The IMC message registerAssemblerTemplate
takes an NBTTagCompound of the following format:
{ name : `String` // Optional, name of the template, used in logging only. select : `String` // Name of a static method that's queried to determine whether the template applies to an item stack. validate : `String` // Name of static method to call for checking if assembly may be started. Returns additional lines for the assemble button and text for the status bar. assemble : `String` // Name of a static method that is called to create the resulting ItemStack and energy to consume. hostClass : `String` // Name of a class or interface that is the environment or implemented by the environment that will represent the assembled device. Passed to HostAware drivers. componentSlots : `NBTTagList` { `NBTTagCompound` { type : `String` // The component type, as a string (see below). None if not specified. Determines which slot background is shown and used for item validation (unless `validate` is specified). tier : `Int` // The max supported tier of the slot. Any if not specified. validate : `String` // Name of a static method to call for custom validation in `isItemValidForSlot`, for further custom checks, if necessary. If not specified, normal type and tier checks apply. } // Up to 9 of these. Use empty tag compounds to skip slots. } upgradeSlots : `NBTTagList` { `NBTTagCompound` { tier : `Int` // Same as above. validate : `String` // Same as above. } // Up to 9 of these. Use empty tag compounds to skip slots. } containerSlots : `NBTTagList` { `NBTTagCompound` { tier : `Int` // Same as above. validate : `String` // Same as above. } // Up to 3 of these. Use empty tag compounds to skip slots. } }
Signatures for callbacks:
boolean select(ItemStack stack)
Object[] validate(IInventory inventory)
Object[] assemble(IInventory inventory)
boolean validate(IInventory inventory, int slot, int tier, ItemStack stack)
inventory
is the inventory of the assembler, slot
is the slot index the item stack stack
should be inserted into, and tier
is the tier specified in template's NBT for the slot.The inventory passed to the callbacks is the inventory of the assembler. It is arranged as follows:
Slot types are passed as string constants (which is what the overall API will transition to in 1.4, away from the Slot enum, by the way). These are the applicable built-in slot types for components accepted by the template:
none
: No slot / slot will be unavailable.card
: Card slot.component_bus
: Component Bus slot.container
: Container slot.cpu
: CPU slot.floppy
: Floppy slot.hdd
: HDD slot.memory
: Memory slot.upgrade
: Upgrade slot.
Tiers are simply numeric, starting with 0
as tier 1 and ending with 2
as tier 3. Int.MaxInt
/ Integer.MAX_VALUE
indicate “any tier”, meaning no tier indicator will be shown in the GUI slot.

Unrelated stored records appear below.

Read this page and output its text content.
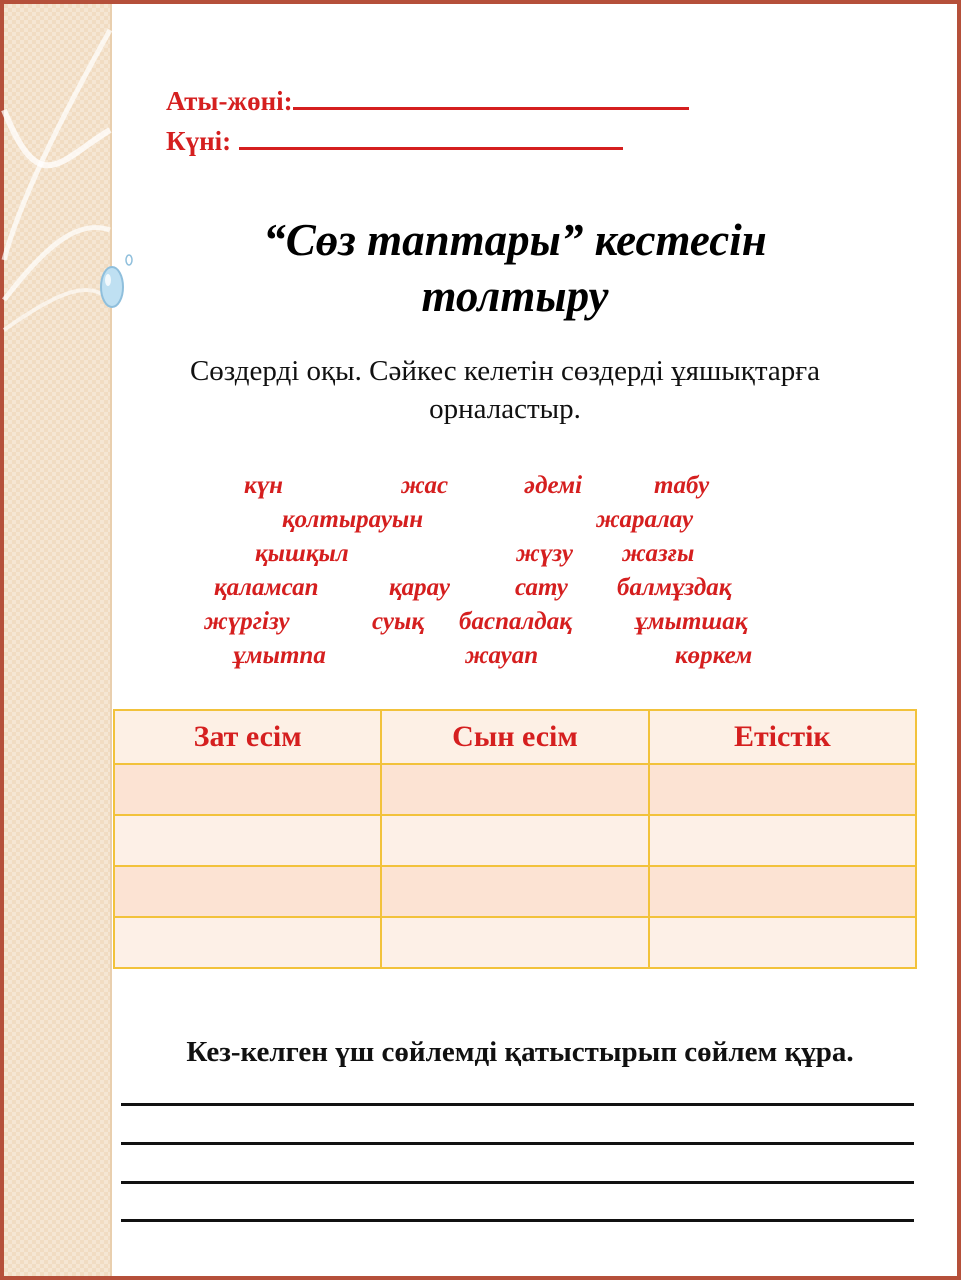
Аты-жөні:
Күні:
“Сөз таптары” кестесін толтыру
Сөздерді оқы. Сәйкес келетін сөздерді ұяшықтарға орналастыр.
күн	жас	әдемі	табу
қолтырауын	жаралау
қышқыл	жүзу жазғы
қаламсап	қарау	сату балмұздақ
жүргізу	суық баспалдақ	ұмытшақ
ұмытпа	жауап	көркем
Зат есім	Сын есім	Етістік

Кез-келген үш сөйлемді қатыстырып сөйлем құра.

registerDisassemblerTemplate
takes an NBT tag with the following format:
{ name : `String` // This is optional, used only in logging. select : `String` // Name of static method to call for checking if a stack can be disassembled. disassemble : `String` // Name of static method to call to to get results for a disassembly operation. }
Signatures for callbacks:
boolean select(ItemStack stack)
ItemStack[] disassemble(ItemStack stack, ItemStack[] ingredients)

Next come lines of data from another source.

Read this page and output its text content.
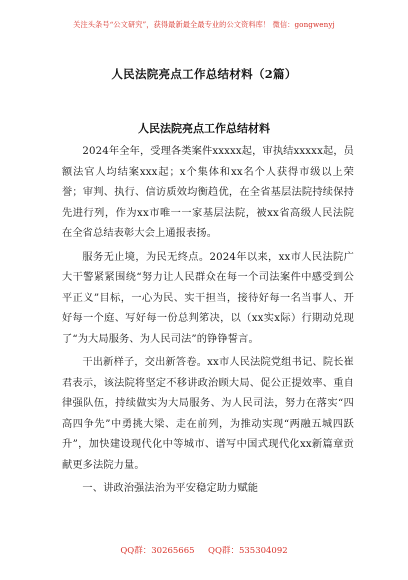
关注头条号“公文研究”，获得最新最全最专业的公文资料库！ 微信：gongwenyj
人民法院亮点工作总结材料（2篇）
人民法院亮点工作总结材料

2024年全年，受理各类案件xxxxx起，审执结xxxxx起，员额法官人均结案xxx起；x个集体和xx名个人获得市级以上荣誉；审判、执行、信访质效均衡趋优，在全省基层法院持续保持先进行列，作为xx市唯一一家基层法院，被xx省高级人民法院在全省总结表彰大会上通报表扬。

服务无止境，为民无终点。2024年以来，xx市人民法院广大干警紧紧围绕“努力让人民群众在每一个司法案件中感受到公平正义”目标，一心为民、实干担当，接待好每一名当事人、开好每一个庭、写好每一份总判笫决，以（xx实x际）行期动兑现了“为大局服务、为人民司法”的铮铮誓言。

干出新样子，交出新答卷。xx市人民法院党组书记、院长崔君表示，该法院将坚定不移讲政治顾大局、促公正提效率、重自律强队伍，持续做实为大局服务、为人民司法，努力在落实“四高四争先”中勇挑大梁、走在前列，为推动实现“两融五城四跃升”，加快建设现代化中等城市、谱写中国式现代化xx新篇章贡献更多法院力量。

一、讲政治强法治为平安稳定助力赋能

QQ群：30265665     QQ群：535304092
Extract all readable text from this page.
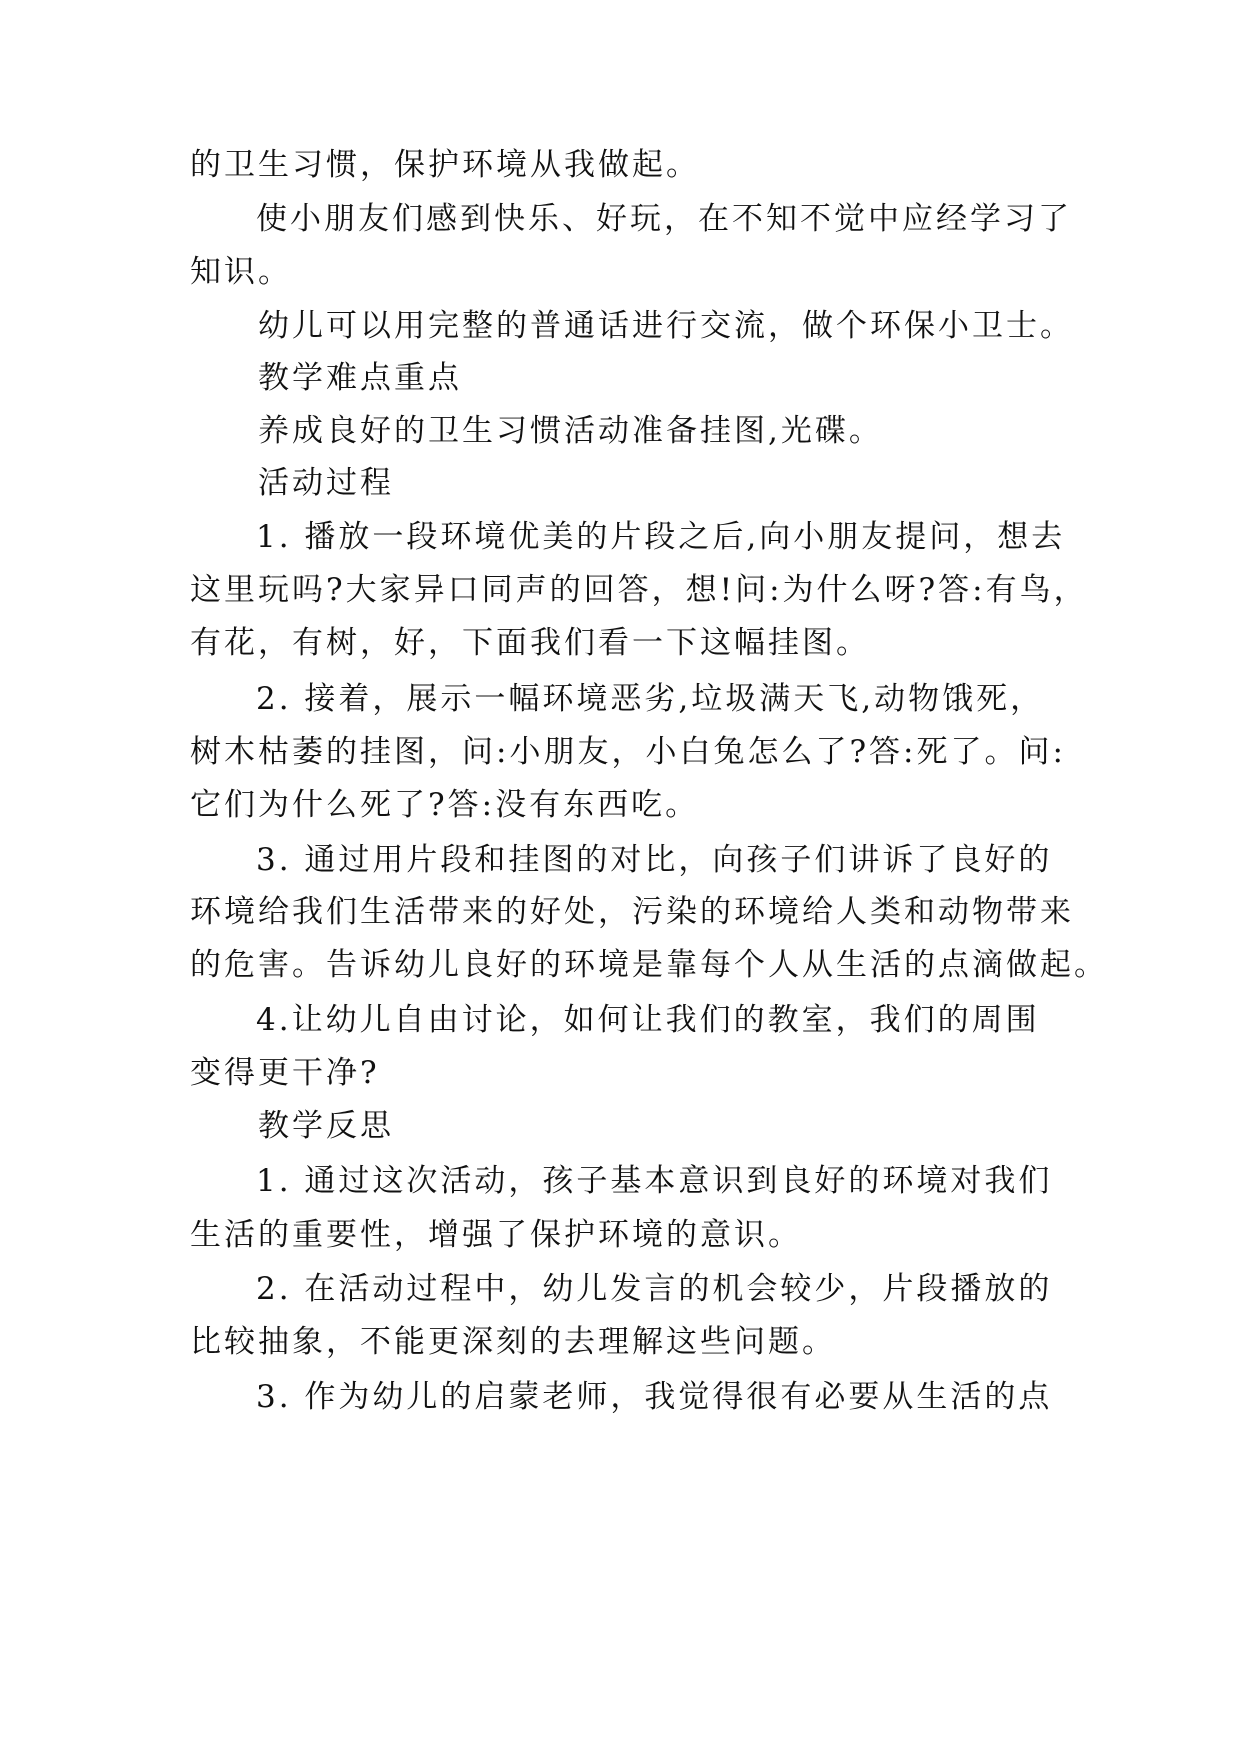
的卫生习惯，保护环境从我做起。
使小朋友们感到快乐、好玩，在不知不觉中应经学习了
知识。
幼儿可以用完整的普通话进行交流，做个环保小卫士。
教学难点重点
养成良好的卫生习惯活动准备挂图,光碟。
活动过程
1. 播放一段环境优美的片段之后,向小朋友提问，想去
这里玩吗?大家异口同声的回答，想!问:为什么呀?答:有鸟，
有花，有树，好，下面我们看一下这幅挂图。
2. 接着，展示一幅环境恶劣,垃圾满天飞,动物饿死，
树木枯萎的挂图，问:小朋友，小白兔怎么了?答:死了。问:
它们为什么死了?答:没有东西吃。
3. 通过用片段和挂图的对比，向孩子们讲诉了良好的
环境给我们生活带来的好处，污染的环境给人类和动物带来
的危害。告诉幼儿良好的环境是靠每个人从生活的点滴做起。
4.让幼儿自由讨论，如何让我们的教室，我们的周围
变得更干净?
教学反思
1. 通过这次活动，孩子基本意识到良好的环境对我们
生活的重要性，增强了保护环境的意识。
2. 在活动过程中，幼儿发言的机会较少，片段播放的
比较抽象，不能更深刻的去理解这些问题。
3. 作为幼儿的启蒙老师，我觉得很有必要从生活的点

It will be called whenever any item is disassembled, and should only return a list of (additional) ingredients where appropriate. It will also be called to check if an item can be disassembled at all.
In your FMLInitializationEvent
handler:
NBTCompoundTag nbt = new NBTCompoundTag(); nbt.setString("select", "com.example.mod.Callbacks.ocAssemblerSelect"); nbt.setString("validate", "com.example.mod.Callbacks.ocAssemblerValidate"); nbt.setString("assemble", "com.example.mod.Callbacks.ocAssemblerAssemble"); // ... FMLInterModComms.sendMessage("OpenComputers", "registerDisassemblerTemplate", nbt);
Be careful to use a separate NBT compound for each registered template, since they are evaluated when the IMC message is received by OC, which happens asynchronously at a later point in time.
For a “reference” implementation, see how the robot templates are implemented.